Seriously. That shit keeps me up at night. If someone can explain it, you'll take a load off my mind.
If you're talking about magnets then, from what I can gather, its about the structure of the molecules. This is based off of a theory that I learned recently, so I'm not sure how accurate it is, but it has to do with the electron structure and the orbitals being filled. If the orbitals are completely filled. which would mean the electrons are all paired up, then it won't have a magnetic attraction (called diamagnetic) and if it has free electrons then it will have some sort of magnetic attraction (called paramagnetic). An example would be water having an electric charge. It is an O atom with 2 H atoms bonded to it. It has 2 pairs of free electrons which would make the steric number 4. So say that that gives you 4 "boxes", each of which holds e electrons. For electrons to go in the H atoms contribute 1 electron to hybridization and the lone electron pairs contribute 2 each. You fill in the boxes in such a way that you would have 2 boxes filled and 2 boxes with one each, leaving lone electrons. This leaves a dipole moment that could cause a water molecule to bond to other things, but also gives it a charge and creates magnetism.
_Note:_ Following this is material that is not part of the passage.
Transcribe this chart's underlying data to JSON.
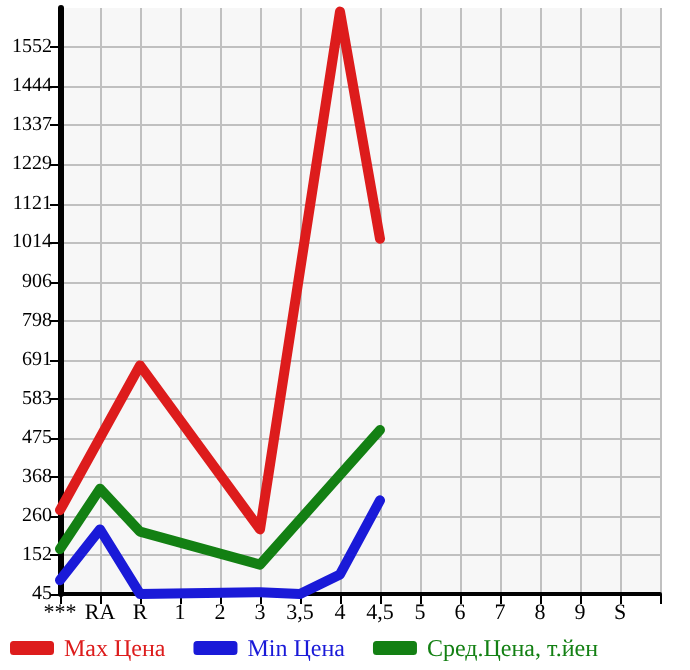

Here is a picture of the water molecule
Heres a picture of a strong magnet in action, tearing water apart.
Sorry the explaination is weird or off at some points. I would have tried to explain it with what magnets are made of, but electron structure has so many exceptions further down the table, I'm not even completely sure I explained the water molecule correctly but you might get the gist of it. If I'm wrong, point it out and we'll try to get this shit straightened out.